Essential Vacation Rental Rules and Regulations [An Overview]
With the demand for vacation rentals increasing, so too have the vacation rental rules and regulations. Considering that these days it is a recognized and very popular industry, it makes sense that there should be some set of rules to protect the professional image of the vacation rental industry, after all.
That being said, in many instances, objections from the broader community have meant that the regulations that cities impose are quite strict. What’s more, failure to adhere to these rules can result in a hefty fine or other legal repercussions. So, it is best that property owners familiarize themselves with the legal aspects before listing a vacation home.

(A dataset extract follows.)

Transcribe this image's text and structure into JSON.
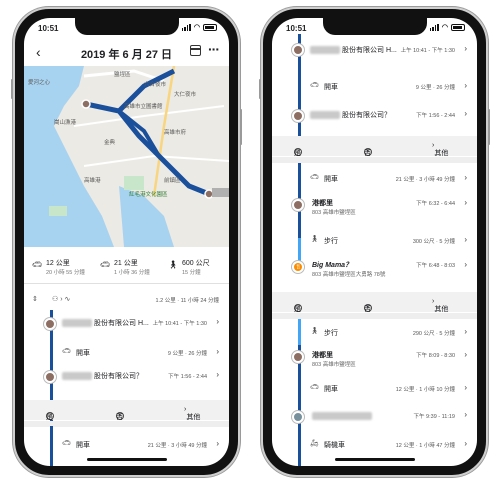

What defines a vacation rental?
Vacation rental (short-term rental) term explained
A vacation rental property is a property that is rented out on a short-term basis (fewer than 28 days) to tourists and travelers as an alternative to a hotel. The duration for which you rent out your property is not the only factor that is considered when classifying a short-term rental. Depending on the location of your property, the definition of a vacation or short-term rental can vary.
For example, in the US, the IRS views a property as a vacation rental if you rent it out for more than 14 days during the year (referred to as the 14-day rule). If you rent it out for 14 days or fewer during the year, it is viewed as a personal residence. In this case, you do not have to report your rental income.
Traditional renting term explained
If you choose to follow the traditional renting approach instead, you will rent out your property for a period of 6 months or longer. Not only does the duration differ, but also the rules and regulations. You will also be taxed on your long-term rental income, but there will be more concessions. For example, you will be able to deduct more expenses relating to your property.
What licenses and permits are required for short-term rentals?
Keep in mind that the required permits that are needed for launching a short-term rental business can vary depending on the location of the property. Also, some licenses will have an expiration date and will need to be renewed after a specific period of time. So, it is best first to reach out to the city planning and zoning department before applying for your license. If you need to obtain a license, it will typically be the following:
-
General business license
Many countries and cities require that hosts have a business license if they plan on listing a rental property on Airbnb or other similar platforms. The property’s physical address will dictate to which jurisdiction you should apply. However, it is not always as straightforward. Sometimes a property can be located in an unincorporated area. In this case, you might have to get more than one business license. Whichever the case, as an aspiring rental owner, before you start operating your business, make sure to check the website of the local government or jurisdiction for more information about the business licensing process and links to relevant forms.
-
Short-term rental license
Considering that many countries have some form of legal restriction, the chances that you will need a short-term license are high. This helps the local authorities to ensure that all the health and safety requirements relating to the property are met.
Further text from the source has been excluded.